Method Why it's useful
get_node_batch(keys) Look up many keys in one FFI crossing; releases the GIL for the Rust work.
get_replicas(key, count) N distinct owners walking clockwise; replaces uhashring's iterate_nodes(distinct=True) pattern.
for name in ring Direct iteration over registered node names.

What's not implemented

uhashring exposes diagnostic and internal methods (print_continuum, distribution, range, get_node_pos, get_key, iterate_nodes, get_points, etc.) that fastring does not. If you're relying on these, fastring is not a drop-in replacement for your use case. Open an issue if any of them block you.

Performance

Apple Silicon, 100 nodes, 1000 keys per batch, CPython 3.14.
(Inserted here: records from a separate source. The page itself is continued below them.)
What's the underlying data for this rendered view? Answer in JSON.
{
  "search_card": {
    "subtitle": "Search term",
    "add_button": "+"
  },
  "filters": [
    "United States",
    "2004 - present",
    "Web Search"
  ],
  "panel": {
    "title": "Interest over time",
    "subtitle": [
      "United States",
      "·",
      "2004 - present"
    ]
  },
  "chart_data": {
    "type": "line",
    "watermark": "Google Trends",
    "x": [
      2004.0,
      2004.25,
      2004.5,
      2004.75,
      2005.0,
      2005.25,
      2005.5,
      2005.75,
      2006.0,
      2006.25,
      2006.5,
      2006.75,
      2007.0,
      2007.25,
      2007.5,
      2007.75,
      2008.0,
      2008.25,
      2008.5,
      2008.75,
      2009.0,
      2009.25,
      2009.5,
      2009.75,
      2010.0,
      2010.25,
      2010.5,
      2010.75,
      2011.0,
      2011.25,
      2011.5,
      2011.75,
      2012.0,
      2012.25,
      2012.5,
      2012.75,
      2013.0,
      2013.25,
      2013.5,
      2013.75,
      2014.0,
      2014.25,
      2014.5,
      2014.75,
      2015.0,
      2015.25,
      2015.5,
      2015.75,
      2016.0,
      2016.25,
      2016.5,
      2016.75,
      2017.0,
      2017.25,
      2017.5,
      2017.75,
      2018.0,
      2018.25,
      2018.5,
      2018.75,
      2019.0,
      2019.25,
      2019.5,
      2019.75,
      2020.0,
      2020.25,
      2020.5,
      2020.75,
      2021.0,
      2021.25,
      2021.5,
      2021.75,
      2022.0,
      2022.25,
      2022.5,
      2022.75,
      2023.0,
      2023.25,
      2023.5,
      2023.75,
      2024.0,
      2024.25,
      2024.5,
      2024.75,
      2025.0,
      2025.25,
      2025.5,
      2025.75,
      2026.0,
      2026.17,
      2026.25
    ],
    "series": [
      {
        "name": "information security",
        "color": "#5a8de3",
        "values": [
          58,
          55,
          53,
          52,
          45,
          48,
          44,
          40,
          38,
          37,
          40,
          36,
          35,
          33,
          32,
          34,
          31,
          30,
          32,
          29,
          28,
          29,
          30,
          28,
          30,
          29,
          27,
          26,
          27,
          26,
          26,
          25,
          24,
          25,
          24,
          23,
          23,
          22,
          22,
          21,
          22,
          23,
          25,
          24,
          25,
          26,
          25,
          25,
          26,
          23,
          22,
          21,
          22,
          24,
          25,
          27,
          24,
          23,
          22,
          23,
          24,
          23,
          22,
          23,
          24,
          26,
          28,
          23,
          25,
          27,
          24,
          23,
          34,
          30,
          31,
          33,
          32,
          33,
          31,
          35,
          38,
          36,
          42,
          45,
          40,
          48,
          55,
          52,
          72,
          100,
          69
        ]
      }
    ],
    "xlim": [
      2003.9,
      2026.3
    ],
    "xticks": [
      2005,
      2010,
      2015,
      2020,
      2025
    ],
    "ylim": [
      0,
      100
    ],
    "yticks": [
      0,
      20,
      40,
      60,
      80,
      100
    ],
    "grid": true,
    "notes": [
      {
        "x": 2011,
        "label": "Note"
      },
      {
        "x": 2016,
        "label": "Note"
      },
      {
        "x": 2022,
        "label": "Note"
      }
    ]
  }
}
Operation fastring uhashring 2.4 Speedup
get_node (single call) 72 ns 564 ns 7.8×
get_node (Python loop) 105 ns 645 ns 6.1×
get_node_batch (per key) 54 ns (no API) 12.3×
add + remove (per pair) 46 µs 3,610 µs 79×

Free-threaded 3.14t adds roughly 30 ns per call (PyO3 borrow check overhead); batched operations are essentially unchanged.

Benchmarks are reproducible from benches/python_compare.py.